ハイムンド・デ・レンカストレ (第4代アヴェイロ公爵)
ハイムンド・デ・レンカストレ(Raimundo de Lencastre, 4º Duque de Aveiro, 1620年 アゼイタン - 1666年 カディス)は、ポルトガルの貴族。第4代アヴェイロ公爵。
概要
[編集]夫婦共同で公爵位にあった第3代アヴェイロ公爵夫妻の長子トレシュ・ノヴァシュ公爵ジョルジェ・デ・レンカストレと、その2番目の妻でスペイン貴族第3代マケダ公爵の娘のアナ・マンリーケ・デ・カルデナスの間の長男として生まれた。1632年父の死と同時に第4代トレシュ・ノヴァシュ侯爵及び第2代トレシュ・ノヴァシュ公爵となる。1636年、祖母の第3代アヴェイロ女公爵の死により、同公爵位を継承。

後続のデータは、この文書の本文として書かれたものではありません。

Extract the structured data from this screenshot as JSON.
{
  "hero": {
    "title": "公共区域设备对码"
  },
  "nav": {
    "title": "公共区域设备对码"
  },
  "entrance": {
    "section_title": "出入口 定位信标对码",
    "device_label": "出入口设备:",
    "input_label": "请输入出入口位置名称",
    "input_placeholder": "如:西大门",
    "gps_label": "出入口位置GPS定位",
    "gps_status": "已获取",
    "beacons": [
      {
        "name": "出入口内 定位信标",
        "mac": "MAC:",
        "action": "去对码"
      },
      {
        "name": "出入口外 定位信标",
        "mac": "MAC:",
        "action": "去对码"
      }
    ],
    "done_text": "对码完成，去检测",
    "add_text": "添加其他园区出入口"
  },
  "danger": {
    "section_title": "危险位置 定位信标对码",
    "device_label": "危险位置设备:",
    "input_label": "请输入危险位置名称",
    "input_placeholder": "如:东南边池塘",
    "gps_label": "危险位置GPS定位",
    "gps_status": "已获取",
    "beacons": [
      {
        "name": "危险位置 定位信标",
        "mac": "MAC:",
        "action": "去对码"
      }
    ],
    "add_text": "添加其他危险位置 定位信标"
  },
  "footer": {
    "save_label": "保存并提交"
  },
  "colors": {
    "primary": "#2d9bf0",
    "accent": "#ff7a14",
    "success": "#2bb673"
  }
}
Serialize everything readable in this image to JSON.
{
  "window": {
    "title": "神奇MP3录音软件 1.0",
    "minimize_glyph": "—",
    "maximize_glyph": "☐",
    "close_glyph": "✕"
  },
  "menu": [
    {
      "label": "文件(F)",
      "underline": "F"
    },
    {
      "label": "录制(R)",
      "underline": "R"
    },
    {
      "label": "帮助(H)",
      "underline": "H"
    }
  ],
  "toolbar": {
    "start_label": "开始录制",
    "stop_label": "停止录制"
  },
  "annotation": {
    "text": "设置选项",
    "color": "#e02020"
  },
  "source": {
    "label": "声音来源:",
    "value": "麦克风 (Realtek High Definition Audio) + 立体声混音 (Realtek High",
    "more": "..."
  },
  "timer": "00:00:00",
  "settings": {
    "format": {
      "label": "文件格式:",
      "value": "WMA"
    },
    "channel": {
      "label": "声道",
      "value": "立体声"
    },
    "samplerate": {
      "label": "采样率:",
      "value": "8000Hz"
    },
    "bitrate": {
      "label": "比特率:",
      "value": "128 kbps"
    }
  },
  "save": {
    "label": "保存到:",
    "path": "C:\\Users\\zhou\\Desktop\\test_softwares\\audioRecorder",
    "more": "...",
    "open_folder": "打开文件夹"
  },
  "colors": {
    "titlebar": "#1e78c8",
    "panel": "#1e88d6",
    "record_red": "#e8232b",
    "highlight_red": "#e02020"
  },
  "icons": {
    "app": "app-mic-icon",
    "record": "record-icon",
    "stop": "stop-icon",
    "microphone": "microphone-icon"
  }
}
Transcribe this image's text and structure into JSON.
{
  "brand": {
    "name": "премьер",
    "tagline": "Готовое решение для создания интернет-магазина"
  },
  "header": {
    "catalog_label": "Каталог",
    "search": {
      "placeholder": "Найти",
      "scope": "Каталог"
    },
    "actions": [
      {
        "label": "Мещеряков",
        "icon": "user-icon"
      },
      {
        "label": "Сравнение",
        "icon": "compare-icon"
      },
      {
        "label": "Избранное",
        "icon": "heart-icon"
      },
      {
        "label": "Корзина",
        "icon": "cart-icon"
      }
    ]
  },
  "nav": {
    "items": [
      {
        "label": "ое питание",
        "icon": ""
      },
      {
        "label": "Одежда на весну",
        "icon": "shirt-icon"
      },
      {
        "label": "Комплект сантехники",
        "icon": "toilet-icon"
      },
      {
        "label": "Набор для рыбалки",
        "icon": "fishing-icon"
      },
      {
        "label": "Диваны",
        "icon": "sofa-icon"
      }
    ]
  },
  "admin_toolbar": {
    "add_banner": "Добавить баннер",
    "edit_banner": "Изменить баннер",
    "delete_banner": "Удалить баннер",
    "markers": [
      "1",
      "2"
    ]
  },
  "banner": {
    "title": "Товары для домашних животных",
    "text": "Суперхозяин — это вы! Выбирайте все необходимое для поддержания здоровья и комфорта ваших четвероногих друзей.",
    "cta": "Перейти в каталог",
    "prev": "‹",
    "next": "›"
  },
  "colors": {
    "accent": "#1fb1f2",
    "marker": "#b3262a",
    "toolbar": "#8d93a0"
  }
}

1640年ポルトガル王政復古に伴いブラガンサ王朝が成立すると、ハイムンドは新政府の国務会議のメンバーに選出された。しかし1659年、スペイン・ハプスブルク朝のポルトガル王位への復帰を支持すると表明して、母及び妹マリア・デ・グアダルーペを連れてブルターニュ地方ブレストに逃れ、同地を経由しスペインに亡命した。スペイン王フェリペ4世はマドリード宮廷入りしたアヴェイロ公一家を大いに歓迎したが、ハイムンド自身は保守的なスペインの貴族社会に馴染めなかった。
1657年に母の実家からスペインのマケダ公爵、エルチェ侯爵及びモンテマヨル侯爵位を相続していた。スペインの海軍大将、トレド市長官の職を与えられた。
一方、ポルトガルでは1663年、ジョアン4世王がハイムンドを反逆罪に問い、アヴェイロ公爵位を没収してその叔父のブラガ大司教ペドロに与えてしまった。1665年、スペイン政府はポルトガルに対する最後の侵攻作戦を開始し、ハイムンドもこの作戦の一環として、カディス港を出発する船団でポルトガル沿岸部を攻撃するよう命じられた。しかし侵攻作戦は失敗し、ハイムンドは出航できないままカディスで死亡した。
1664年、リーニュ公クロード=ラモラル1世の娘クレール・ルイーズ・ド・リーニュ(1640年 - 1684年)と結婚したが、間に子は無かった。クレールは夫の死後、第10代オニャーテ伯爵と再婚している。なお、ハイムンドには3人の非嫡出子があったことが知られる。
参考文献
[編集]- ”Nobreza de Portugal e do Brasil” – Vol. II, pages 344 and 345; Vol. III, pages 446 and 447. Published by Zairol Lda., Lisbon 1989.